I turned back to the mother. While taking pictures of her four year old daughter, she kept vigilantly glancing at her husband and son. You could almost see her ‘mom ears’ at full alert, ready to detect the sound of a telltale splash.

Shaking my head in disbelief, I was intrigued by the necessity of such a superfluous admonition. Is this something a guy really needs to be reminded of? The statement seemed akin to me going to the office and loudly announcing, "Remember, don´t commit arson today!".

Stunningly, the father displayed no reaction to this gratuitous directive. Ignoring the comment like he would a spam email, he continued pushing the stroller. With dawning realization, I recognized the response. It’s the prudent reaction of every man who has had extensive interactions with his spouse. Having learned it was pointless to object to the implied negligence, Stu had decided to ignore the comment rather than engage in a lengthy no-win discussion. He had adopted the silent non-response that was neither defensive argument, nor tacit agreement.

To confirm this analysis, I made a closer assessment of the family. Since the young girl was at least four years old, this couldn’t just be the mother’s over-protective ‘first baby syndrome’. Searching my brain, I couldn’t remember hearing any news reports about a rash of baby dunkings in the Tidal Basin that might have triggered the remark.

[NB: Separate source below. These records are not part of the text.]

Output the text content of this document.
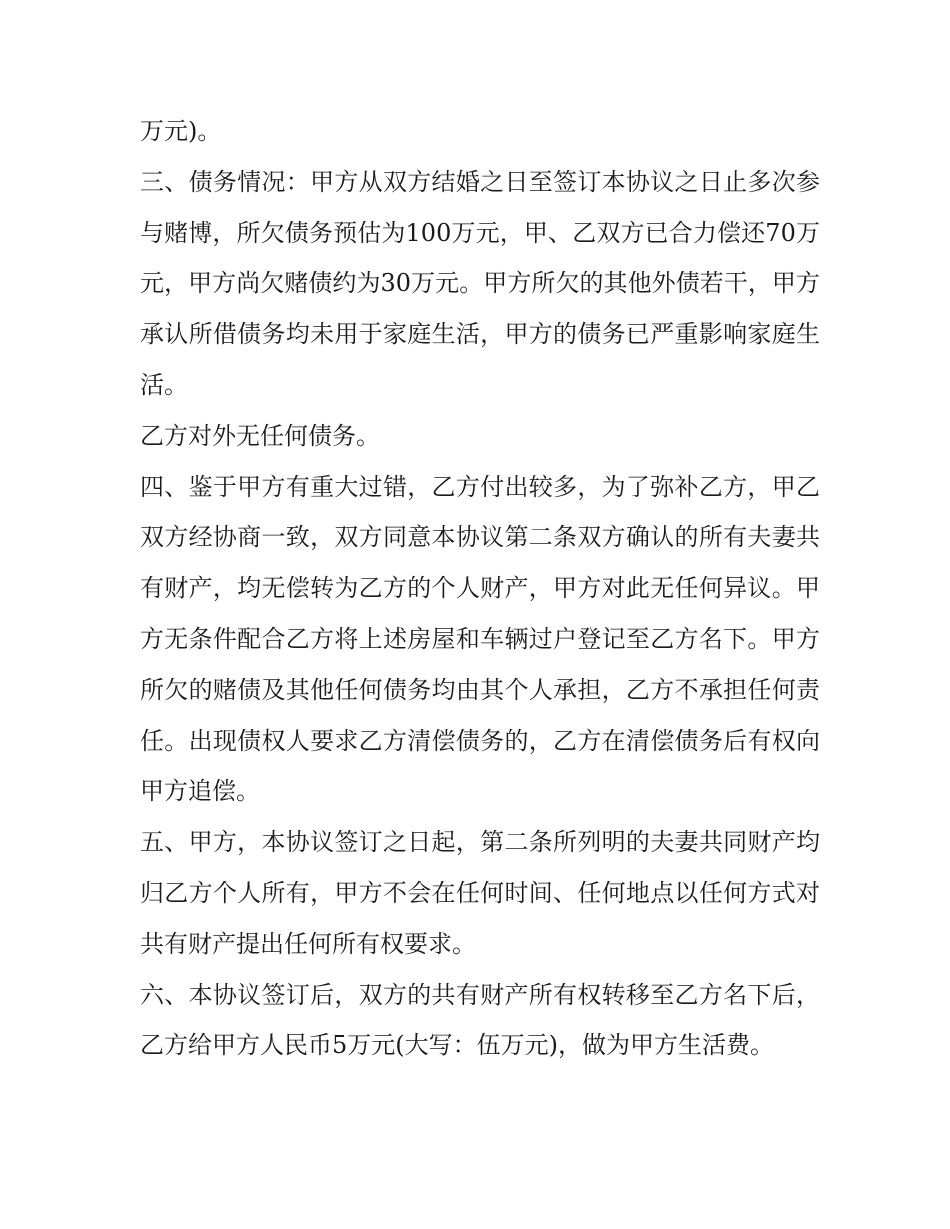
万元)。

三、债务情况：甲方从双方结婚之日至签订本协议之日止多次参与赌博，所欠债务预估为100万元，甲、乙双方已合力偿还70万元，甲方尚欠赌债约为30万元。甲方所欠的其他外债若干，甲方承认所借债务均未用于家庭生活，甲方的债务已严重影响家庭生活。

乙方对外无任何债务。

四、鉴于甲方有重大过错，乙方付出较多，为了弥补乙方，甲乙双方经协商一致，双方同意本协议第二条双方确认的所有夫妻共有财产，均无偿转为乙方的个人财产，甲方对此无任何异议。甲方无条件配合乙方将上述房屋和车辆过户登记至乙方名下。甲方所欠的赌债及其他任何债务均由其个人承担，乙方不承担任何责任。出现债权人要求乙方清偿债务的，乙方在清偿债务后有权向甲方追偿。

五、甲方，本协议签订之日起，第二条所列明的夫妻共同财产均归乙方个人所有，甲方不会在任何时间、任何地点以任何方式对共有财产提出任何所有权要求。

六、本协议签订后，双方的共有财产所有权转移至乙方名下后，乙方给甲方人民币5万元(大写：伍万元)，做为甲方生活费。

Stu looked perfectly normal. There was nothing sinister in his attire. He wore standard, tourist-issue cargo pants and a blue polo shirt (no all black, or camouflaged, terrorist fatigues). He was burdened with all the baby care and protective paraphernalia of the typical twenty-first century American family. I couldn´t detect any evil glint that indicated a perverse curiosity to see whether his infant son might float. By all appearances, he was a dependable, model father. Stu was even wearing a fanny pack. In front! There aren´t many certainties in dysfunctional Washington, DC these days. But, surely one of them is that no one wearing a fanny pack dumps their baby in the Tidal Basin.

All this time, Mom was assiduously dividing her suspicious attention between her daughter and the men of her tribe. She had the look of a classic Washington Type A personality. I could easily imagine "Super Mom" tattooed on her Pilates sculpted bicep.

I became offended on behalf of Stu, and all men, at the assumption that they were feckless or mentally deficient. I could barely contain myself from asking Major Mom for more details, if only to hear her explanation: ‘Excuse me ma´am, I couldn´t help but notice that you just warned your husband not to do something that no rational person would do. Could you satisfy my curiosity and explain your thinking? What was it?’

A. “I think he almost does things like that all the time. Just yesterday, I thought he was about to hand li´l Joey a set of Ginsu steak knives to play with."
B. "I say things like this a thousand times a day, just to be safe. Then, if something does happen, I can say, ´I told you not to do that´."
C. "He´s a man, and as all women know, none of them have the brains they were born with."
D. “I heard about something like that happening once. I want to make sure Stu worries constantly about things that have a minuscule possibility of ever happening.”
E. All of the above.

I was ready to pose the question when Kim turned and nonchalantly said, "Bill, don´t walk into any tree branches."

Huh? My mouth dropped open in a puzzled expression. I was nowhere near any trees! And, in my entire life, I had never walked into a tree branch. Even a nearby squirrel slapped his head, as if he couldn’t believe anyone would say that. I prepared to give a tart reply and a vigorous defense of my common sense. Then, my eyes connected with Stu, who had heard the comment. We both raised our eyebrows and shrugged in a shared ‘what are you gonna do’ moment. I decided to ignore the remark and kept walking toward the Jefferson Memorial. I wondered if the great Founding Father was ever similarly baffled by women.